The python port of the Twitter streaming time series anomaly detection is a technique for detecting anomalies in seasonal univariate time series where the input is a series of <timestamp, count> pairs.
raw_data: Time series as a two column Series where the first column contains timestamps and the second column contains observations.
max_anoms: Maximum number of anomalies that S-H-ESD will detect as a percentage of the data. Defaults to 0.02
direction: Directionality of the anomalies to be detected. Options are: "pos" | "neg" | "both". Defaults to "both"
alpha: The level of statistical significance with which to accept or reject anomalies. Defaults to 0.05
only_last: Find and report anomalies only within the last day or hr in the time series. None | "day" | "hr". Defaults to None
threshold: Only report positive going anoms above the threshold specified. Options are: None | "med_max" | "p95" | "p99". Defaults to None.
e_value: Add an additional column to the anoms output containing the expected value. Defaults to None
longterm: Increase anom detection efficacy for time series that are greater than a month. Defaults to False
piecewise_median_period_weeks: The piecewise median time window as described in Vallis, Hochenbaum, and Kejariwal (2014).
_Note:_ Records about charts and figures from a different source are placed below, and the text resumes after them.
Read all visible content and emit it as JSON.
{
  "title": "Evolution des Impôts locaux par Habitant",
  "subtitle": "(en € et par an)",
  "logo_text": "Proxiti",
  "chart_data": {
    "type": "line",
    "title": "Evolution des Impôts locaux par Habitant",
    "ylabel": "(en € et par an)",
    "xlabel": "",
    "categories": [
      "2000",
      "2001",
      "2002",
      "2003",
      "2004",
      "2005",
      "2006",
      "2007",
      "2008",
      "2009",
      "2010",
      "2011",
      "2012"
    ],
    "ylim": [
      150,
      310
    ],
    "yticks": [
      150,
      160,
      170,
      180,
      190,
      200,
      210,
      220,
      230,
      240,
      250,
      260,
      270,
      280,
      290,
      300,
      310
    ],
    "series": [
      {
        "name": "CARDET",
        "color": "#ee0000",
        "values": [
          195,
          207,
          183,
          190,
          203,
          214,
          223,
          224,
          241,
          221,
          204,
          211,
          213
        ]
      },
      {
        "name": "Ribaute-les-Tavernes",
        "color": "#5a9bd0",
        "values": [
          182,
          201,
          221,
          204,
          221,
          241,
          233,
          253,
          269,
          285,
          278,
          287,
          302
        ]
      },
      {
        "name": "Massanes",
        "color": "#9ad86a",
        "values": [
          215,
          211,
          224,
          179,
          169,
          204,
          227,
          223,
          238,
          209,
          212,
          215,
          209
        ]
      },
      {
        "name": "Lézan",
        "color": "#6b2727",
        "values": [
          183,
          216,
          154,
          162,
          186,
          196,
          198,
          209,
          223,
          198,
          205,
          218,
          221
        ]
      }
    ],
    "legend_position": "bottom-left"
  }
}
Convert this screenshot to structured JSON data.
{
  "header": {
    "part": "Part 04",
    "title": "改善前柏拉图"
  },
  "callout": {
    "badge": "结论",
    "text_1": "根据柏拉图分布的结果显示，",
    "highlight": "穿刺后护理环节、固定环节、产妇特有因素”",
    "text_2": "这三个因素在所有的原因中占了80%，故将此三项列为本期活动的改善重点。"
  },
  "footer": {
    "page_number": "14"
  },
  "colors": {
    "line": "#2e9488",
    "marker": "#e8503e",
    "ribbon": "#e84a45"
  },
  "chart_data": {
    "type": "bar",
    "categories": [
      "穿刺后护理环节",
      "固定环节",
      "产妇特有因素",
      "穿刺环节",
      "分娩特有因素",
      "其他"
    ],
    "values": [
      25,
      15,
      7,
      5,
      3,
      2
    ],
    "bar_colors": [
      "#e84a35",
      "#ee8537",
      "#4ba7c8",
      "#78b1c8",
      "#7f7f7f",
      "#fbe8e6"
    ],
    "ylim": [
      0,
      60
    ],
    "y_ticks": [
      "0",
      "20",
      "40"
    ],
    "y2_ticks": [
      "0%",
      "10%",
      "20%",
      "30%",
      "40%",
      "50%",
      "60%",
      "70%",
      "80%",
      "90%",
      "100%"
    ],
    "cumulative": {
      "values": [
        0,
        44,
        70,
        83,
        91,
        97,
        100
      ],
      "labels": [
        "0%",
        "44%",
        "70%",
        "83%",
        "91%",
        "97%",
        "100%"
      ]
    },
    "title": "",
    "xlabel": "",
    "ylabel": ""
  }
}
Defaults to 2.
verbose: Enable debug messages. Defaults to False
resampling: whether ms or sec granularity should be resampled to min granularity. Defaults to False.
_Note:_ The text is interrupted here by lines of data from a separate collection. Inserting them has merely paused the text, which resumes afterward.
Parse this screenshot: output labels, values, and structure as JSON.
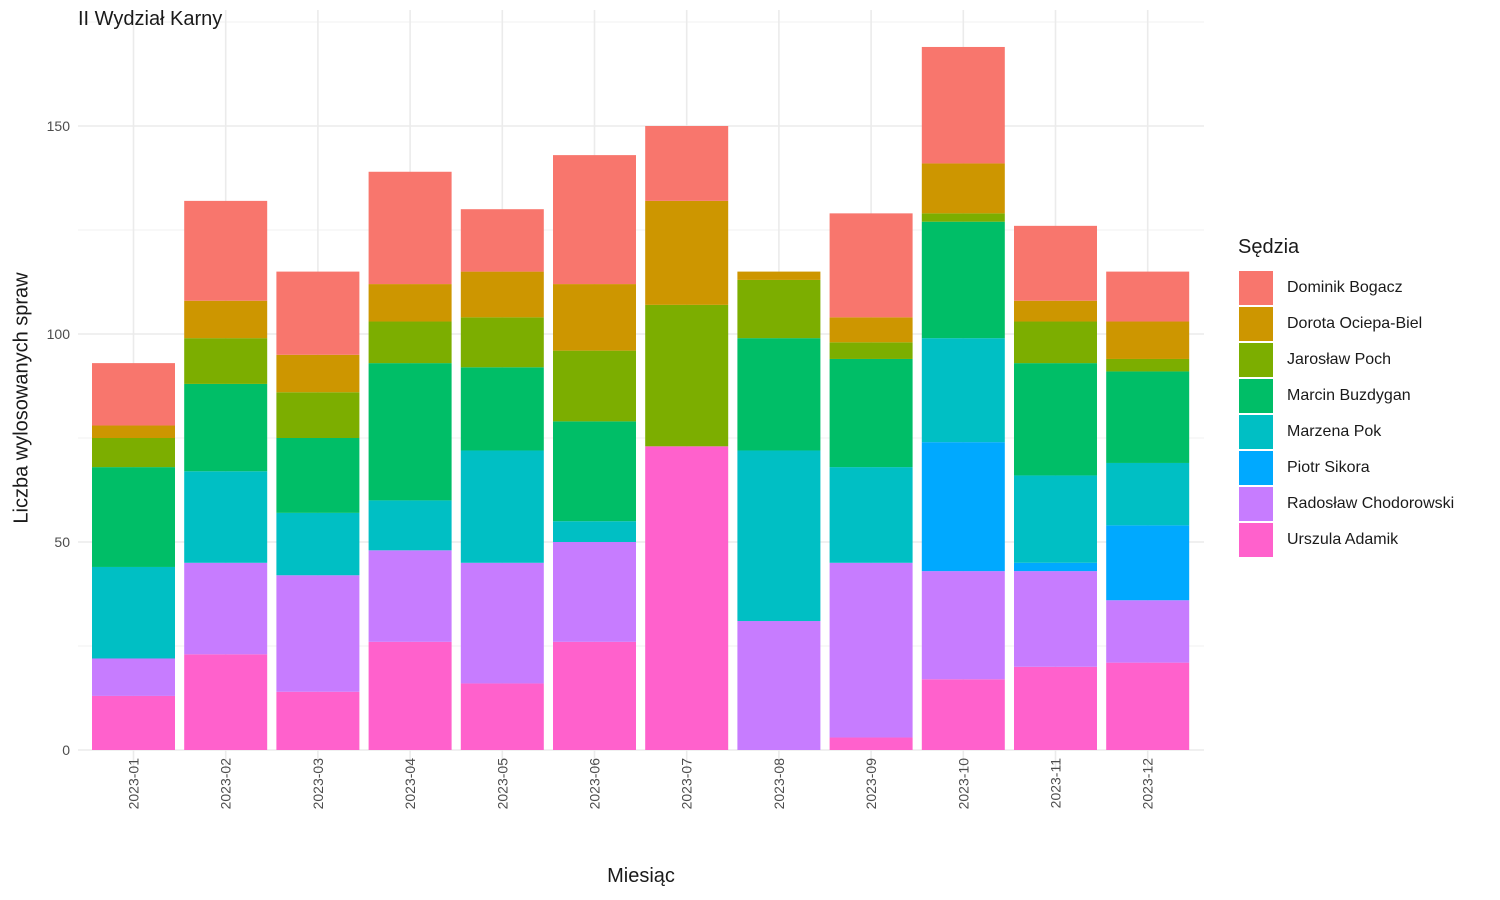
{
  "chart_data": {
    "type": "bar",
    "stacked": true,
    "title": "II Wydział Karny",
    "xlabel": "Miesiąc",
    "ylabel": "Liczba wylosowanych spraw",
    "ylim": [
      0,
      175
    ],
    "yticks": [
      0,
      50,
      100,
      150
    ],
    "grid": true,
    "legend_position": "right",
    "legend_title": "Sędzia",
    "categories": [
      "2023-01",
      "2023-02",
      "2023-03",
      "2023-04",
      "2023-05",
      "2023-06",
      "2023-07",
      "2023-08",
      "2023-09",
      "2023-10",
      "2023-11",
      "2023-12"
    ],
    "series": [
      {
        "name": "Urszula Adamik",
        "color": "#FF61CC",
        "values": [
          13,
          23,
          14,
          26,
          16,
          26,
          73,
          0,
          3,
          17,
          20,
          21
        ]
      },
      {
        "name": "Radosław Chodorowski",
        "color": "#C77CFF",
        "values": [
          9,
          22,
          28,
          22,
          29,
          24,
          0,
          31,
          42,
          26,
          23,
          15
        ]
      },
      {
        "name": "Piotr Sikora",
        "color": "#00A9FF",
        "values": [
          0,
          0,
          0,
          0,
          0,
          0,
          0,
          0,
          0,
          31,
          2,
          18
        ]
      },
      {
        "name": "Marzena Pok",
        "color": "#00BFC4",
        "values": [
          22,
          22,
          15,
          12,
          27,
          5,
          0,
          41,
          23,
          25,
          21,
          15
        ]
      },
      {
        "name": "Marcin Buzdygan",
        "color": "#00BE67",
        "values": [
          24,
          21,
          18,
          33,
          20,
          24,
          0,
          27,
          26,
          28,
          27,
          22
        ]
      },
      {
        "name": "Jarosław Poch",
        "color": "#7CAE00",
        "values": [
          7,
          11,
          11,
          10,
          12,
          17,
          34,
          14,
          4,
          2,
          10,
          3
        ]
      },
      {
        "name": "Dorota Ociepa-Biel",
        "color": "#CD9600",
        "values": [
          3,
          9,
          9,
          9,
          11,
          16,
          25,
          2,
          6,
          12,
          5,
          9
        ]
      },
      {
        "name": "Dominik Bogacz",
        "color": "#F8766D",
        "values": [
          15,
          24,
          20,
          27,
          15,
          31,
          18,
          0,
          25,
          28,
          18,
          12
        ]
      }
    ],
    "legend_order": [
      "Dominik Bogacz",
      "Dorota Ociepa-Biel",
      "Jarosław Poch",
      "Marcin Buzdygan",
      "Marzena Pok",
      "Piotr Sikora",
      "Radosław Chodorowski",
      "Urszula Adamik"
    ]
  }
}
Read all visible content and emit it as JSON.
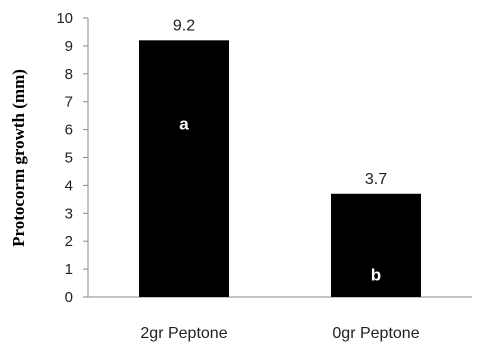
{
  "chart_data": {
    "type": "bar",
    "categories": [
      "2gr Peptone",
      "0gr Peptone"
    ],
    "values": [
      9.2,
      3.7
    ],
    "value_labels": [
      "9.2",
      "3.7"
    ],
    "group_letters": [
      "a",
      "b"
    ],
    "ylabel": "Protocorm growth (mm)",
    "xlabel": "",
    "ylim": [
      0,
      10
    ],
    "yticks": [
      "0",
      "1",
      "2",
      "3",
      "4",
      "5",
      "6",
      "7",
      "8",
      "9",
      "10"
    ],
    "grid": false,
    "legend": "none",
    "bar_color": "#000000",
    "axis_color": "#8a8a8a"
  }
}
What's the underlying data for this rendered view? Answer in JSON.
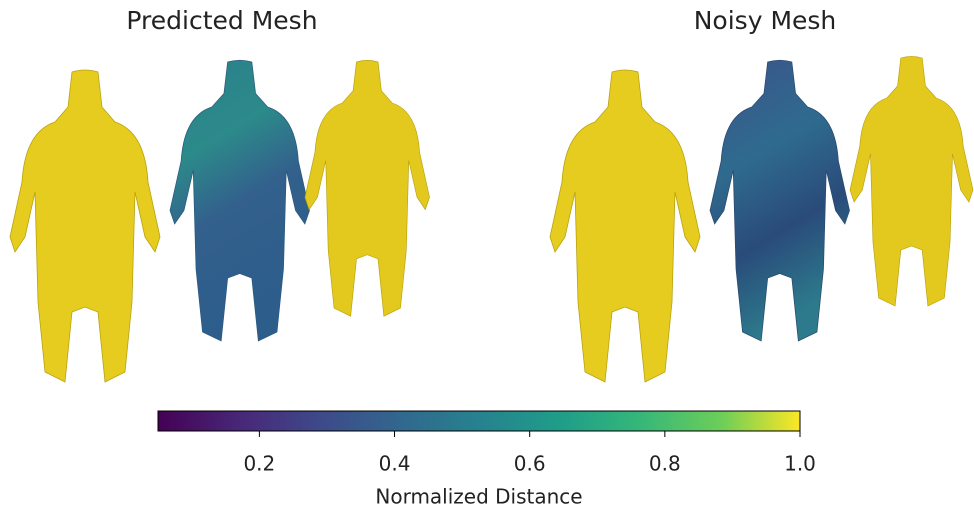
{
  "panels": [
    {
      "title": "Predicted Mesh"
    },
    {
      "title": "Noisy Mesh"
    }
  ],
  "colorbar": {
    "label": "Normalized Distance",
    "lim": [
      0.05,
      1.0
    ],
    "ticks": [
      0.2,
      0.4,
      0.6,
      0.8,
      {
        "value": 1.0,
        "label": "1.0"
      }
    ]
  }
}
period_override: Override the auto-generated period. Defaults to None
multithreaded: whether to use multi-threaded Dask implementation of Series operations. Defaults to False
"longterm" This option should be set when the input time series is longer than a month.
The option enables the approach described in Vallis, Hochenbaum, and Kejariwal (2014).
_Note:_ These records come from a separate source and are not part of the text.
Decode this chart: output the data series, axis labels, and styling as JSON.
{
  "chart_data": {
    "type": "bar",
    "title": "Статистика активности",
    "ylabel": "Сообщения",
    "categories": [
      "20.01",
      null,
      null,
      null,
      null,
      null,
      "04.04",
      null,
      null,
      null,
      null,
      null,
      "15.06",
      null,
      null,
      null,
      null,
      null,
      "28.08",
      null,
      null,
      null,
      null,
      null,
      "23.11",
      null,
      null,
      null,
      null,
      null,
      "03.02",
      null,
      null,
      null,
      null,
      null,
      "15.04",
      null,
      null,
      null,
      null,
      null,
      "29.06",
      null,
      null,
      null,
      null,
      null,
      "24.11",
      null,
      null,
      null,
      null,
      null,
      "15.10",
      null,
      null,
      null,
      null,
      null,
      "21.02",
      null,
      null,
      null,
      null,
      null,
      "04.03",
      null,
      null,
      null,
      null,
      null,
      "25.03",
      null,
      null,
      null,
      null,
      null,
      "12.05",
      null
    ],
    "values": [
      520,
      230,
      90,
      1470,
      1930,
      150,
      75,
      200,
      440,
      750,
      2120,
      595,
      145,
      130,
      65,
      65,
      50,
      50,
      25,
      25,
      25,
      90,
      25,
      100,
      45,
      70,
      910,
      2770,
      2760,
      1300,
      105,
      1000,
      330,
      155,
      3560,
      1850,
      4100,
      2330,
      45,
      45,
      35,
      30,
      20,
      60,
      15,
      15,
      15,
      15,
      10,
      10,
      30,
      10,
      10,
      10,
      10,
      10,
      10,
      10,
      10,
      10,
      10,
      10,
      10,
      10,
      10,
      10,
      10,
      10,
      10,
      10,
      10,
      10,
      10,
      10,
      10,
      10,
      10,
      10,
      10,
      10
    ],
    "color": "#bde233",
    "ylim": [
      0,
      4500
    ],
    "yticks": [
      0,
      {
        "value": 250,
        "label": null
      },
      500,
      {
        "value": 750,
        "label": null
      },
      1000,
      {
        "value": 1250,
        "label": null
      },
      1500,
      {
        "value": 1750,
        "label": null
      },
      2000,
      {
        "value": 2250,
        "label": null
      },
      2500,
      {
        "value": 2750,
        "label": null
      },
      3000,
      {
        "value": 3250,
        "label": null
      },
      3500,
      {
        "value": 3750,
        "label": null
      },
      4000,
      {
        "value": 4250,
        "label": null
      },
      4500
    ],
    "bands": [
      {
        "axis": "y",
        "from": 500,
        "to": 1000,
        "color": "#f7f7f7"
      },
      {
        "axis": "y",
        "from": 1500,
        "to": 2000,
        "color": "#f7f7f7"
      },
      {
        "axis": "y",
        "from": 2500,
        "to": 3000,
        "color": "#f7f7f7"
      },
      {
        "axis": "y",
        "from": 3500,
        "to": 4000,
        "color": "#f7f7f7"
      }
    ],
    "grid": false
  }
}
"threshold" Filter all negative anomalies and those anomalies whose magnitude is smaller than one
of the specified thresholds which include: the median of the daily max values (med_max), the 95th
percentile of the daily max values (p95), and the 99th percentile of the daily max values (p99).
Vallis, O., Hochenbaum, J. and Kejariwal, A., (2014) "A Novel
Technique for Long-Term Anomaly Detection in the Cloud", 6th
USENIX, Philadelphia, PA.
Rosner, B., (May 1983), "Percentage Points for a Generalized ESD
Many-Outlier Procedure" , Technometrics, 25(2), pp. 165-172.
# Run setup from root AnomalyDetection project directory
python3 setup.py install
# Publish to pypi
python3 -m twine upload --repository pypi dist/* -u <username> -p <password> --verbose
Detect all anomalies
anomaly_detect_ts(raw_data, max_anoms=0.02, direction="both", plot=True)
Detect only the anomalies in the last day
anomaly_detect_ts(raw_data, max_anoms=0.02, direction="both", only_last="day", plot=True)
Detect only the anomalies in the last hr
anomaly_detect_ts(raw_data, max_anoms=0.02, direction="both", only_last="hr", plot=True)
Detect the anomalies in the last hr and resample data of ms or sec granularity
anomaly_detect_ts(raw_data, max_anoms=0.02, direction="both", only_last="hr", plot=True, resampling=True)
Detect anomalies in the last day specifying a period of 1440
anomaly_detect_ts(raw_data, max_anoms=0.02, direction="both", only_last="day", period_override=1440)